A subsequent paper, titled “‘I Lay Awake at Night’: Latino Family Caregivers’ Experiences Covering Out-of-Pocket Costs When Caring for Someone Living With Dementia,” was published in February 2023 in The Gerontologist. The researchers found a strong sense of familial obligation among Latino caregivers, coupled with day-to-day income challenges and a dearth of savings. “They were kind of always distressed, wondering, ‘How am I going to pay for my loved one? What if they have to have more care than I can provide? Am I going to be able to provide for my children?’” Mage says.
Mage switched careers (she had been an environmental scientist and health care consultant) after serving as a caregiver to her father. But she says she’s been surprised to learn that even as intense as that experience was, it was cushioned significantly by her family’s financial resources.
She’s come to see financial hardship “like the ledge that you’re born on,” she says. “Some people are born on a very wide ledge, so if they take a tumble, they’ll be OK. Some people are born on a financial tightrope, so they can’t really make a lot of mistakes.”
Mage’s research focuses on caregiving for those living with dementia because it is both intensive and long-lasting, she says. It’s become clearer than ever to her, she says, that the vast majority of caregivers need more support than they get.
“A lot of people don’t realize that if you [an older person] want to stay at home, and you’re not able to live independently, you’re going to need the help of a caregiver,” she says. “And that person is most likely going to be very expensive, or it’s going to be a family member.”
Most family members don’t realize that either, she says. They may reject putting their relative into a nursing home, yet they are caught by surprise when they find themselves thrust into a caregiver role that they may not want nor feel prepared to assume.
“There’s a disconnect here,” Mage says. As a society, “we’re not looking enough at how policies could be developed to offset these out-of-pocket costs that caregivers are spending.”
The next step in Mage’s doctoral research is analyzing the acceptability of a five-week intervention designed by Meyer’s team following their previous research, which was published in The Gerontologist and funded by the AARP Foundation. The intervention focuses on ways to support Latino family caregivers via financial education and training.

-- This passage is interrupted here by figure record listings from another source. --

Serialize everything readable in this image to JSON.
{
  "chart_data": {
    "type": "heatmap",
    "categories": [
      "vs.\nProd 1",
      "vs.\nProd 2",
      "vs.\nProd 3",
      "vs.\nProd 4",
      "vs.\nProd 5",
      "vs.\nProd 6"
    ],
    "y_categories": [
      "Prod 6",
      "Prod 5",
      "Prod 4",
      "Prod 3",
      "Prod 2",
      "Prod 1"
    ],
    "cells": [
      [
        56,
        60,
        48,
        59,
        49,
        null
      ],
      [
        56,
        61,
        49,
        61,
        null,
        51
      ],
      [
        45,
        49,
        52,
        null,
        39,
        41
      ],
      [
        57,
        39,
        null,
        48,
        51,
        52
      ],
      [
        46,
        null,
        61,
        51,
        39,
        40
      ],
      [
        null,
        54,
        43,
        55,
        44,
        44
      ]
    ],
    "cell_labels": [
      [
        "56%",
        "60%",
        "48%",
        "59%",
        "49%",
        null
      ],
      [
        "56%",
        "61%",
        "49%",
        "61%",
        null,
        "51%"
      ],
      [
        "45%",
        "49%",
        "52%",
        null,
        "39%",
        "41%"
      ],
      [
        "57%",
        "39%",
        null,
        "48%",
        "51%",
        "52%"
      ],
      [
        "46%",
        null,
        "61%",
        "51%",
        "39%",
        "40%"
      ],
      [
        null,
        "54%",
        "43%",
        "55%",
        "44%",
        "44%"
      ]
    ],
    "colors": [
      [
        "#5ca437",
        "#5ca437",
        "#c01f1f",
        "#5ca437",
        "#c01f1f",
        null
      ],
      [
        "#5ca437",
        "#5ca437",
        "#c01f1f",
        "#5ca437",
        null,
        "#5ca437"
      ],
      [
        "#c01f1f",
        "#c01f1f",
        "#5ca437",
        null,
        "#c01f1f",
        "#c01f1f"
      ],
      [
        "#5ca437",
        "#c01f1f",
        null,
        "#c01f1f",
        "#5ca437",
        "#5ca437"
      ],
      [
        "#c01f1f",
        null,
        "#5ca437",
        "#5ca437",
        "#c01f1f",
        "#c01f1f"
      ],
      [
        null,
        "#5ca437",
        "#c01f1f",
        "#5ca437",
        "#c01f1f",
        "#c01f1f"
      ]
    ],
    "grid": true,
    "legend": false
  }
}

Held virtually, the intervention program, Confidently Navigating Financial Decisions and Enhancing Financial Well-Being in Dementia Caregiving (CONFIDENCE), includes instruction and advice on financial issues that come up in caregiving, everything from how to check a credit report to how to know if you’re eligible for certain kinds of government financial support, Mage says. The researchers then plan to follow up with participants to see how helpful the intervention was, and whether it was relevant to their experiences and applicable to their culture, she says.
There’s still so much to be learned about what caregivers need and how best to help them, Benton says. But her experience on the Commission on Aging, how it helped create the Master Plan and how that, in turn, continues to result in new laws, policies and funding, has shown her the power of this work.
She thinks of it like a series of “concentric ripples,” she says.
The research and the policy work is like “a stone that you’ve dropped,” she says. “Then the ripples start going out.”